И увидел себя Родион потом днем в орудийной башне. Наводчик припал глазом к дальномеру. Башня поворачивается сама собой, наводя на город насквозь пустое, сияющее внутри зеркальными нарезами дуло. Стоп. Как раз точка в точку против купола театра, похожего на раковину. Там, среди невиданной роскоши, за зеленым сукном, осанистый генерал держит военный совет против мятежников. В башне канителится жидкий телефонный звонок. Электрический подъемник с медленным лязгом выносит из погреба снаряд — он качается на цепях — прямо в руки Родиона. Снаряд тяжел и холоден, но сильны матросские руки. «Башенный огонь!» В тот же миг зазвенело в ушах, точно ударило что снаружи в башенную броню, как в бубен. Вспыхнул огонь, и обварило запахом жареного гребня. Дрогнул рейд во всю ширь. Закачались на рейде шлюпки. Железная полоса легла между броненосцем и городом. Перелет. Разгорелись руки у Родиона. Опять телефон. А второй снаряд сам из подъемника в руки лезет. Доконаем генерала, погоди! «Башенное, огонь!» И вторая полоса легла поперек бухты.

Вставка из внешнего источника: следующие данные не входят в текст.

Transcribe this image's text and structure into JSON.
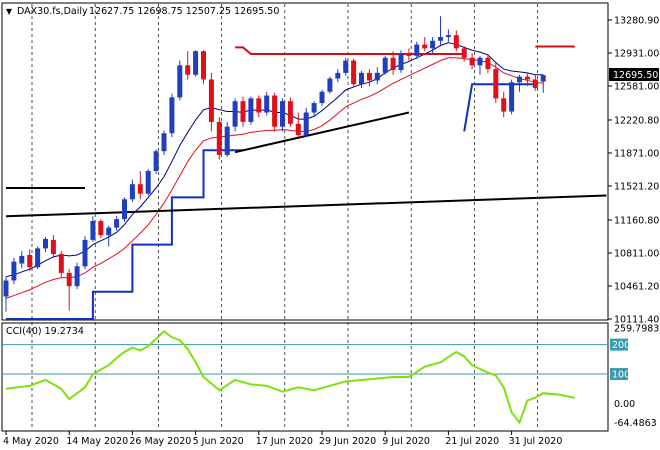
{
  "header": {
    "symbol": "DAX30.fs,Daily",
    "ohlc": "12627.75 12698.75 12507.25 12695.50"
  },
  "colors": {
    "bull": "#1f3fbf",
    "bear": "#e0101a",
    "fast_ma": "#000080",
    "slow_ma": "#e0101a",
    "cci": "#80e010",
    "cci_level": "#3a9ab0",
    "trendline": "#000000",
    "step_red": "#d01010",
    "step_blue": "#1030c0",
    "current_price_bg": "#000000"
  },
  "chart_data": [
    {
      "type": "candlestick",
      "title": "DAX30.fs,Daily",
      "ylim": [
        10111.4,
        13450
      ],
      "y_ticks": [
        "13280.90",
        "12931.00",
        "12581.00",
        "12220.80",
        "11871.00",
        "11521.20",
        "11160.80",
        "10811.00",
        "10461.20",
        "10111.40"
      ],
      "current_price": "12695.50",
      "x_tick_labels": [
        "4 May 2020",
        "14 May 2020",
        "26 May 2020",
        "5 Jun 2020",
        "17 Jun 2020",
        "29 Jun 2020",
        "9 Jul 2020",
        "21 Jul 2020",
        "31 Jul 2020"
      ],
      "x_tick_index": [
        0,
        8,
        16,
        24,
        32,
        40,
        48,
        56,
        64
      ],
      "ohlc": [
        [
          10350,
          10560,
          10190,
          10520
        ],
        [
          10520,
          10760,
          10480,
          10720
        ],
        [
          10700,
          10830,
          10650,
          10780
        ],
        [
          10790,
          10850,
          10620,
          10660
        ],
        [
          10660,
          10880,
          10640,
          10860
        ],
        [
          10860,
          10980,
          10820,
          10960
        ],
        [
          10950,
          11000,
          10760,
          10800
        ],
        [
          10800,
          10830,
          10560,
          10600
        ],
        [
          10600,
          10640,
          10200,
          10460
        ],
        [
          10460,
          10710,
          10430,
          10670
        ],
        [
          10670,
          10990,
          10640,
          10950
        ],
        [
          10950,
          11200,
          10930,
          11150
        ],
        [
          11150,
          11170,
          10970,
          11000
        ],
        [
          11000,
          11100,
          10880,
          11080
        ],
        [
          11080,
          11200,
          11050,
          11170
        ],
        [
          11170,
          11400,
          11140,
          11380
        ],
        [
          11380,
          11590,
          11350,
          11540
        ],
        [
          11540,
          11680,
          11380,
          11440
        ],
        [
          11440,
          11700,
          11420,
          11680
        ],
        [
          11680,
          11910,
          11650,
          11890
        ],
        [
          11890,
          12110,
          11850,
          12080
        ],
        [
          12080,
          12500,
          12040,
          12460
        ],
        [
          12460,
          12850,
          12430,
          12800
        ],
        [
          12800,
          12950,
          12650,
          12700
        ],
        [
          12700,
          12960,
          12680,
          12950
        ],
        [
          12950,
          12960,
          12600,
          12650
        ],
        [
          12650,
          12720,
          12100,
          12200
        ],
        [
          12200,
          12250,
          11800,
          11850
        ],
        [
          11850,
          12200,
          11830,
          12150
        ],
        [
          12150,
          12450,
          12100,
          12420
        ],
        [
          12420,
          12470,
          12150,
          12200
        ],
        [
          12200,
          12470,
          12170,
          12450
        ],
        [
          12450,
          12480,
          12250,
          12300
        ],
        [
          12300,
          12520,
          12270,
          12480
        ],
        [
          12480,
          12510,
          12100,
          12150
        ],
        [
          12150,
          12450,
          12100,
          12420
        ],
        [
          12420,
          12460,
          12150,
          12180
        ],
        [
          12180,
          12300,
          12040,
          12060
        ],
        [
          12060,
          12350,
          12040,
          12300
        ],
        [
          12300,
          12420,
          12250,
          12400
        ],
        [
          12400,
          12540,
          12370,
          12520
        ],
        [
          12520,
          12680,
          12500,
          12660
        ],
        [
          12660,
          12760,
          12620,
          12720
        ],
        [
          12720,
          12880,
          12690,
          12850
        ],
        [
          12850,
          12870,
          12580,
          12600
        ],
        [
          12600,
          12740,
          12560,
          12720
        ],
        [
          12720,
          12760,
          12580,
          12640
        ],
        [
          12640,
          12780,
          12600,
          12720
        ],
        [
          12720,
          12900,
          12700,
          12880
        ],
        [
          12880,
          12950,
          12700,
          12750
        ],
        [
          12750,
          12960,
          12720,
          12920
        ],
        [
          12920,
          12980,
          12850,
          12900
        ],
        [
          12900,
          13050,
          12870,
          13020
        ],
        [
          13020,
          13100,
          12950,
          12980
        ],
        [
          12980,
          13100,
          12930,
          13060
        ],
        [
          13060,
          13320,
          13000,
          13100
        ],
        [
          13100,
          13180,
          13050,
          13120
        ],
        [
          13120,
          13170,
          12950,
          12980
        ],
        [
          12980,
          13000,
          12840,
          12880
        ],
        [
          12880,
          12930,
          12760,
          12800
        ],
        [
          12800,
          12900,
          12700,
          12880
        ],
        [
          12880,
          12920,
          12720,
          12760
        ],
        [
          12760,
          12830,
          12400,
          12450
        ],
        [
          12450,
          12520,
          12250,
          12310
        ],
        [
          12310,
          12650,
          12280,
          12620
        ],
        [
          12620,
          12700,
          12520,
          12680
        ],
        [
          12680,
          12720,
          12580,
          12650
        ],
        [
          12650,
          12700,
          12530,
          12560
        ],
        [
          12627.75,
          12698.75,
          12507.25,
          12695.5
        ]
      ],
      "fast_ma": [
        10560,
        10580,
        10610,
        10640,
        10680,
        10730,
        10770,
        10790,
        10780,
        10790,
        10830,
        10900,
        10940,
        10980,
        11030,
        11110,
        11220,
        11300,
        11400,
        11500,
        11620,
        11780,
        11950,
        12090,
        12220,
        12330,
        12350,
        12330,
        12310,
        12310,
        12300,
        12330,
        12320,
        12330,
        12300,
        12300,
        12270,
        12230,
        12230,
        12260,
        12320,
        12390,
        12460,
        12540,
        12570,
        12600,
        12620,
        12660,
        12720,
        12770,
        12810,
        12840,
        12880,
        12920,
        12960,
        13010,
        13040,
        13020,
        12990,
        12960,
        12940,
        12910,
        12830,
        12760,
        12740,
        12730,
        12720,
        12700,
        12700
      ],
      "slow_ma": [
        10330,
        10360,
        10390,
        10420,
        10460,
        10500,
        10530,
        10550,
        10550,
        10560,
        10600,
        10660,
        10700,
        10750,
        10800,
        10860,
        10940,
        11020,
        11110,
        11220,
        11340,
        11480,
        11630,
        11780,
        11900,
        12000,
        12030,
        12040,
        12050,
        12060,
        12070,
        12090,
        12100,
        12110,
        12110,
        12120,
        12110,
        12100,
        12100,
        12120,
        12160,
        12220,
        12290,
        12360,
        12400,
        12440,
        12470,
        12510,
        12560,
        12610,
        12650,
        12690,
        12730,
        12770,
        12810,
        12850,
        12880,
        12880,
        12870,
        12860,
        12850,
        12830,
        12780,
        12720,
        12690,
        12660,
        12640,
        12620,
        12610
      ],
      "step_blue": [
        [
          0,
          10111.4
        ],
        [
          11,
          10111.4
        ],
        [
          11,
          10400
        ],
        [
          16,
          10400
        ],
        [
          16,
          10900
        ],
        [
          21,
          10900
        ],
        [
          21,
          11400
        ],
        [
          25,
          11400
        ],
        [
          25,
          11900
        ],
        [
          30,
          11900
        ],
        [
          44,
          null
        ],
        [
          58,
          12100
        ],
        [
          59,
          12600
        ],
        [
          67,
          12600
        ]
      ],
      "step_red": [
        [
          29,
          12990
        ],
        [
          30,
          12990
        ],
        [
          31,
          12920
        ],
        [
          58,
          12920
        ]
      ],
      "step_red_2": [
        [
          67,
          13000
        ],
        [
          72,
          13000
        ]
      ],
      "hline_black": [
        [
          0,
          11500
        ],
        [
          10,
          11500
        ]
      ],
      "trend_long": [
        [
          0,
          11200
        ],
        [
          76,
          11420
        ]
      ],
      "trend_short": [
        [
          29,
          11880
        ],
        [
          51,
          12300
        ]
      ]
    },
    {
      "type": "line",
      "title": "CCI(40) 19.2734",
      "ylim": [
        -90,
        270
      ],
      "y_ticks": [
        "259.7983",
        "200",
        "100",
        "0.00",
        "-64.4863"
      ],
      "levels": [
        200,
        100
      ],
      "x_index": [
        0,
        3,
        5,
        7,
        8,
        10,
        11,
        12,
        13,
        14,
        15,
        16,
        17,
        18,
        19,
        20,
        21,
        22,
        23,
        24,
        25,
        27,
        29,
        31,
        33,
        35,
        37,
        39,
        41,
        43,
        45,
        47,
        49,
        51,
        53,
        55,
        57,
        58,
        59,
        61,
        62,
        63,
        64,
        65,
        66,
        67,
        68,
        70,
        72
      ],
      "values": [
        50,
        60,
        80,
        50,
        15,
        55,
        100,
        115,
        130,
        155,
        175,
        190,
        180,
        195,
        220,
        245,
        225,
        215,
        185,
        140,
        90,
        45,
        80,
        65,
        60,
        40,
        55,
        45,
        60,
        75,
        80,
        85,
        90,
        90,
        125,
        140,
        175,
        160,
        130,
        105,
        95,
        55,
        -30,
        -64.4863,
        10,
        20,
        35,
        30,
        19.2734
      ]
    }
  ]
}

Снова перелет. Ничего, авось в третий раз не подкачаем. Снарядов небось хватит. Полны ими погреба. Легче дыни показался Родиону третий снаряд. Только бы пустить его поскорее, только бы дым поскорей повалил из купола. А там пойдет писать губерния! Но что-то не звонит телефон… Поумирали там, к чертовой матери, все наверху, что ли?. Башня словно сама собой поворачивается обратно: «Отбой!» — и снаряд, выскользнув из Родионовых пальцев, опускается обратно в люк, медленно погромыхивая
Очнулся Родион — точно сто лет прошло, а на самом деле прошла всего одна короткая минута. Ковалев успел отколупнуть свой ножик и, вытащив из оцепеневших рук Родиона дыню, ловко, одним кривым движением взрезал ее впродоль, раскрыл, как писанку, и выхлестнул внутренности. В темноте сильно и душисто запахло спелой кандалупкой. Ковалев протянул Родиону скибку.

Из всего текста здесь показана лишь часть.